Rory Sutherland

The real reason we should be burning our own gas

Rory Sutherland Rory Sutherland
issue 11 April 2026

Regular readers of this column will be familiar with my promoting an idea called a ‘Paceometer’ (pictured). Rather than presenting speed in, say, miles per hour (distance/time), it presents speed the other way round, in minutes per ten miles (time/distance).

Created by the cognitive scientists Eyal Peer and Eyal Gamliel, the Paceometer shows something which is mathematically trivial but completely non-intuitive. Quite simply, the faster you are going already, the less time you save by going 10mph faster still. Accelerate from 20-30mph and you save ten minutes on a ten-mile journey. Accelerate from 70-80mph and you save just over a minute.

Upgrading to Concorde to fly across the Atlantic saved you less time than your great-grandfather saved in his first 20 miles riding a bike 

Once you have seen a Paceometer, you will drive in a completely different way. Formula 1 drivers have learned the distinction intuitively: ‘It isn’t how fast you go, it’s how little you slow down.’

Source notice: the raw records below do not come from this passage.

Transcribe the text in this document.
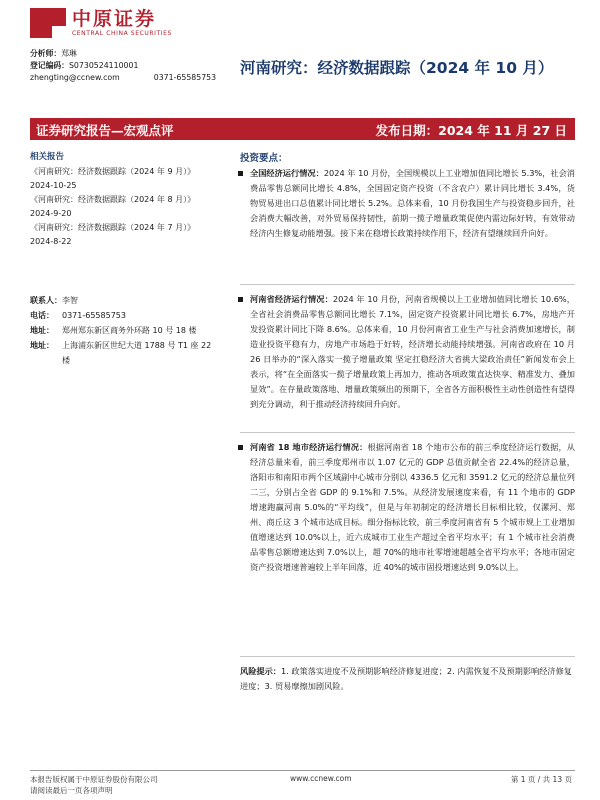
中原证券
CENTRAL CHINA SECURITIES
分析师：郑琳
登记编码：S0730524110001
zhengting@ccnew.com	0371-65585753
河南研究：经济数据跟踪（2024 年 10 月）
证券研究报告—宏观点评	发布日期：2024 年 11 月 27 日
相关报告
《河南研究：经济数据跟踪（2024 年 9 月）》
2024-10-25
《河南研究：经济数据跟踪（2024 年 8 月）》
2024-9-20
《河南研究：经济数据跟踪（2024 年 7 月）》
2024-8-22
联系人： 李智
电话：	0371-65585753
地址：	郑州郑东新区商务外环路 10 号 18 楼
地址：	上海浦东新区世纪大道 1788 号 T1 座 22 楼
投资要点：

全国经济运行情况：2024 年 10 月份，全国规模以上工业增加值同比增长 5.3%，社会消费品零售总额同比增长 4.8%，全国固定资产投资（不含农户）累计同比增长 3.4%，货物贸易进出口总值累计同比增长 5.2%。总体来看，10 月份我国生产与投资稳步回升，社会消费大幅改善，对外贸易保持韧性，前期一揽子增量政策促使内需边际好转，有效带动经济内生修复动能增强。接下来在稳增长政策持续作用下，经济有望继续回升向好。

河南省经济运行情况：2024 年 10 月份，河南省规模以上工业增加值同比增长 10.6%，全省社会消费品零售总额同比增长 7.1%，固定资产投资累计同比增长 6.7%，房地产开发投资累计同比下降 8.6%。总体来看，10 月份河南省工业生产与社会消费加速增长，制造业投资平稳有力，房地产市场趋于好转，经济增长动能持续增强。河南省政府在 10 月 26 日举办的“深入落实一揽子增量政策 坚定扛稳经济大省挑大梁政治责任”新闻发布会上表示，将“在全面落实一揽子增量政策上再加力，推动各项政策直达快享、精准发力、叠加显效”。在存量政策落地、增量政策频出的预期下，全省各方面积极性主动性创造性有望得到充分调动，利于推动经济持续回升向好。

河南省 18 地市经济运行情况：根据河南省 18 个地市公布的前三季度经济运行数据，从经济总量来看，前三季度郑州市以 1.07 亿元的 GDP 总值贡献全省 22.4%的经济总量，洛阳市和南阳市两个区域副中心城市分别以 4336.5 亿元和 3591.2 亿元的经济总量位列二三，分别占全省 GDP 的 9.1%和 7.5%。从经济发展速度来看，有 11 个地市的 GDP 增速跑赢河南 5.0%的“平均线”，但是与年初制定的经济增长目标相比较，仅漯河、郑州、商丘这 3 个城市达成目标。细分指标比较，前三季度河南省有 5 个城市规上工业增加值增速达到 10.0%以上，近六成城市工业生产超过全省平均水平；有 1 个城市社会消费品零售总额增速达到 7.0%以上，超 70%的地市社零增速超越全省平均水平；各地市固定资产投资增速普遍较上半年回落，近 40%的城市固投增速达到 9.0%以上。

风险提示：1. 政策落实进度不及预期影响经济修复进度；2. 内需恢复不及预期影响经济修复进度；3. 贸易摩擦加剧风险。
本报告版权属于中原证券股份有限公司
请阅读最后一页各项声明
www.ccnew.com	第 1 页 / 共 13 页
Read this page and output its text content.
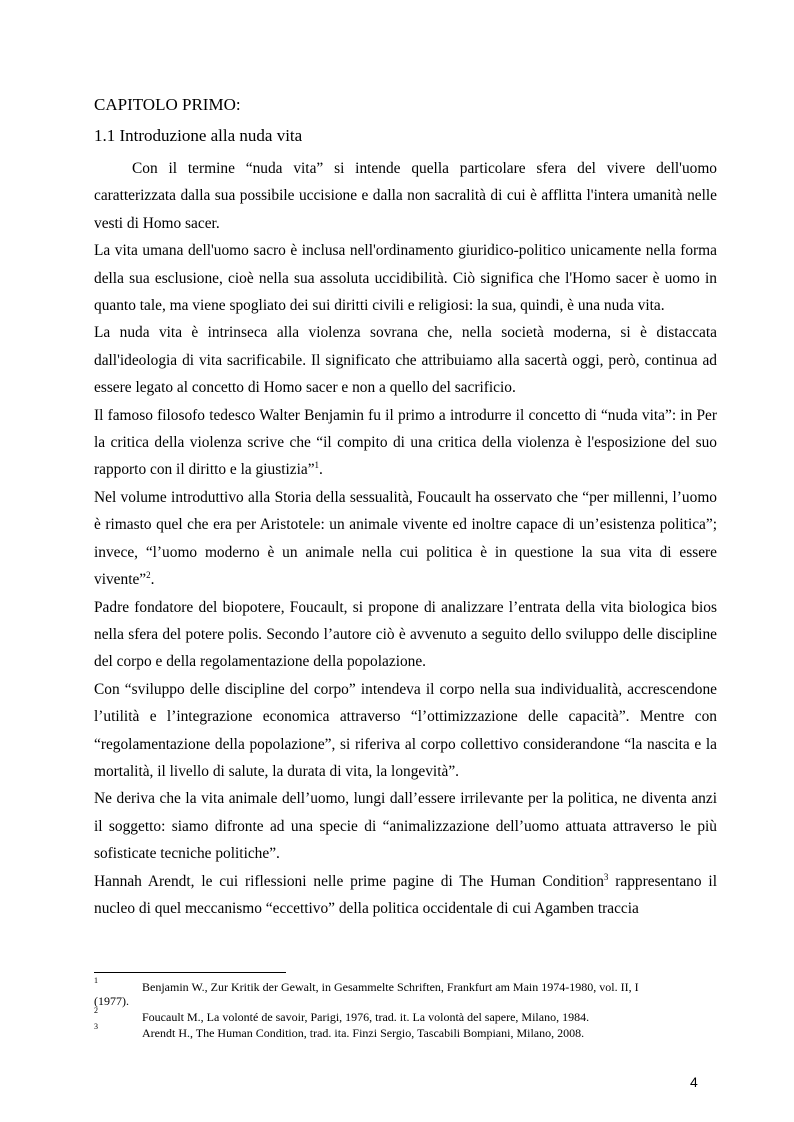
CAPITOLO PRIMO:
1.1 Introduzione alla nuda vita

Con il termine “nuda vita” si intende quella particolare sfera del vivere dell'uomo caratterizzata dalla sua possibile uccisione e dalla non sacralità di cui è afflitta l'intera umanità nelle vesti di Homo sacer.

La vita umana dell'uomo sacro è inclusa nell'ordinamento giuridico-politico unicamente nella forma della sua esclusione, cioè nella sua assoluta uccidibilità. Ciò significa che l'Homo sacer è uomo in quanto tale, ma viene spogliato dei sui diritti civili e religiosi: la sua, quindi, è una nuda vita.

La nuda vita è intrinseca alla violenza sovrana che, nella società moderna, si è distaccata dall'ideologia di vita sacrificabile. Il significato che attribuiamo alla sacertà oggi, però, continua ad essere legato al concetto di Homo sacer e non a quello del sacrificio.

Il famoso filosofo tedesco Walter Benjamin fu il primo a introdurre il concetto di “nuda vita”: in Per la critica della violenza scrive che “il compito di una critica della violenza è l'esposizione del suo rapporto con il diritto e la giustizia”$^1$.

Nel volume introduttivo alla Storia della sessualità, Foucault ha osservato che “per millenni, l’uomo è rimasto quel che era per Aristotele: un animale vivente ed inoltre capace di un’esistenza politica”; invece, “l’uomo moderno è un animale nella cui politica è in questione la sua vita di essere vivente”$^2$.

Padre fondatore del biopotere, Foucault, si propone di analizzare l’entrata della vita biologica bios nella sfera del potere polis. Secondo l’autore ciò è avvenuto a seguito dello sviluppo delle discipline del corpo e della regolamentazione della popolazione.

Con “sviluppo delle discipline del corpo” intendeva il corpo nella sua individualità, accrescendone l’utilità e l’integrazione economica attraverso “l’ottimizzazione delle capacità”. Mentre con “regolamentazione della popolazione”, si riferiva al corpo collettivo considerandone “la nascita e la mortalità, il livello di salute, la durata di vita, la longevità”.

Ne deriva che la vita animale dell’uomo, lungi dall’essere irrilevante per la politica, ne diventa anzi il soggetto: siamo difronte ad una specie di “animalizzazione dell’uomo attuata attraverso le più sofisticate tecniche politiche”.

Hannah Arendt, le cui riflessioni nelle prime pagine di The Human Condition$^3$ rappresentano il nucleo di quel meccanismo “eccettivo” della politica occidentale di cui Agamben traccia

1	Benjamin W., Zur Kritik der Gewalt, in Gesammelte Schriften, Frankfurt am Main 1974-1980, vol. II, I
(1977).
2	Foucault M., La volonté de savoir, Parigi, 1976, trad. it. La volontà del sapere, Milano, 1984.
3	Arendt H., The Human Condition, trad. ita. Finzi Sergio, Tascabili Bompiani, Milano, 2008.
4
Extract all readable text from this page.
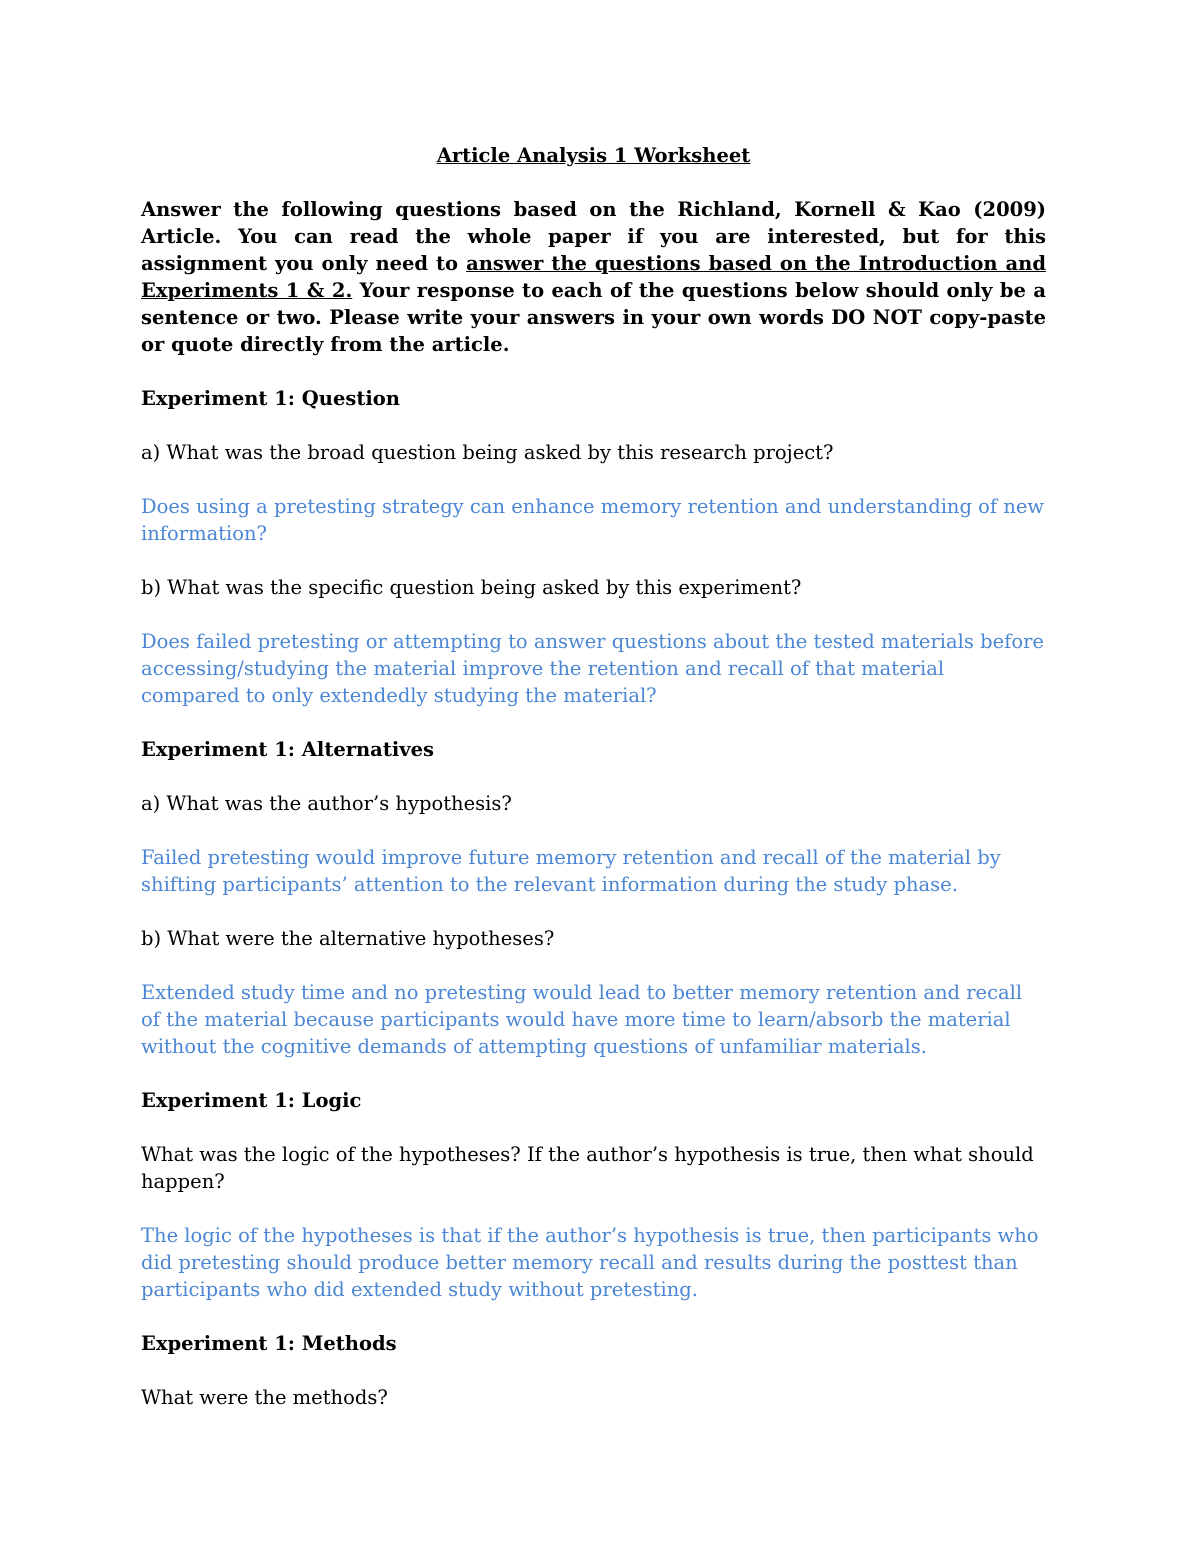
Article Analysis 1 Worksheet
Answer the following questions based on the Richland, Kornell & Kao (2009) Article. You can read the whole paper if you are interested, but for this assignment you only need to answer the questions based on the Introduction and Experiments 1 & 2. Your response to each of the questions below should only be a sentence or two. Please write your answers in your own words DO NOT copy-paste or quote directly from the article.
Experiment 1: Question
a) What was the broad question being asked by this research project?
Does using a pretesting strategy can enhance memory retention and understanding of new information?
b) What was the specific question being asked by this experiment?
Does failed pretesting or attempting to answer questions about the tested materials before accessing/studying the material improve the retention and recall of that material compared to only extendedly studying the material?
Experiment 1: Alternatives
a) What was the author’s hypothesis?
Failed pretesting would improve future memory retention and recall of the material by shifting participants’ attention to the relevant information during the study phase.
b) What were the alternative hypotheses?
Extended study time and no pretesting would lead to better memory retention and recall of the material because participants would have more time to learn/absorb the material without the cognitive demands of attempting questions of unfamiliar materials.
Experiment 1: Logic
What was the logic of the hypotheses? If the author’s hypothesis is true, then what should happen?
The logic of the hypotheses is that if the author’s hypothesis is true, then participants who did pretesting should produce better memory recall and results during the posttest than participants who did extended study without pretesting.
Experiment 1: Methods
What were the methods?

It was the Paceometer which finally revealed to me why the bicycle was such a world-changing invention. A bicycle isn’t all that fast in terms of mph, but a return journey of 20 miles that would take six hours and 40 minutes on foot takes about one hour and 40 minutes on a bicycle. Since the typical human journey is under ten miles, the aggregate time savings from cycling were immense. By contrast Concorde was very, very fast, but only really offered significant time savings to the few hundred people who crossed the Atlantic many times a year. Even then, it wasn’t that significant: upgrading to Concorde to fly across the Atlantic saved you less time than your great-grandfather saved in his first 20 miles riding a bike.

The Paceometer fascinates me because it forces you to ask a philosophical question which the use of conventional metrics typically leaves unasked: what do we really mean by fast? To say that the difference in speed between cycling and walking is greater than the difference between Concorde and a 747 sounds odd, yet at some level it is true.

Perhaps, in all kinds of fields, this need for quantification is making us unwittingly stupid. We glom onto metrics for ease of comparison, ease of aggregation and ease of argumentation. They lend us the appearance of objectivity. But in many cases they are causing us to seek simplicity in the wrong place – in the definition of a problem, not its solution. Oliver Wendell Holmes put it perfectly: ‘For the simplicity on this side of complexity, I wouldn’t give you a fig. But for the simplicity on the other side of complexity, for that I would give you anything I have.’

Look at UK energy policy and you’ll see at its heart a moronic metric, where burning gas bought from Norway does not count in the same way towards our emissions target, as burning gas we already possess does. (By this hand-washing logic, we should simply make all UK gas reserves the personal property of Ed Miliband, blame him for the resulting emissions and then sacrifice him on an altar; this approach worked in the Old Testament, after all.) A far more sensible suggestion would be to devote some of the additional taxes we could raise from using our own gas supplies towards research into alternative forms of energy, research which could benefit the wider world far more than any feeble contribution we can make by reducing our meagre 1 per cent of the world’s carbon emissions.

Many such metrics (think NHS waiting lists) are what you might call a ‘paradigm trap’, where problems become hard to solve because some arbitrary approach to quantifying the problem makes it impossible creatively to redefine it. This is perhaps the biggest difference between what we are taught at school and what we need to thrive in the real world. In school, it is cheating to rewrite the question; in real life, it’s the first thing to try.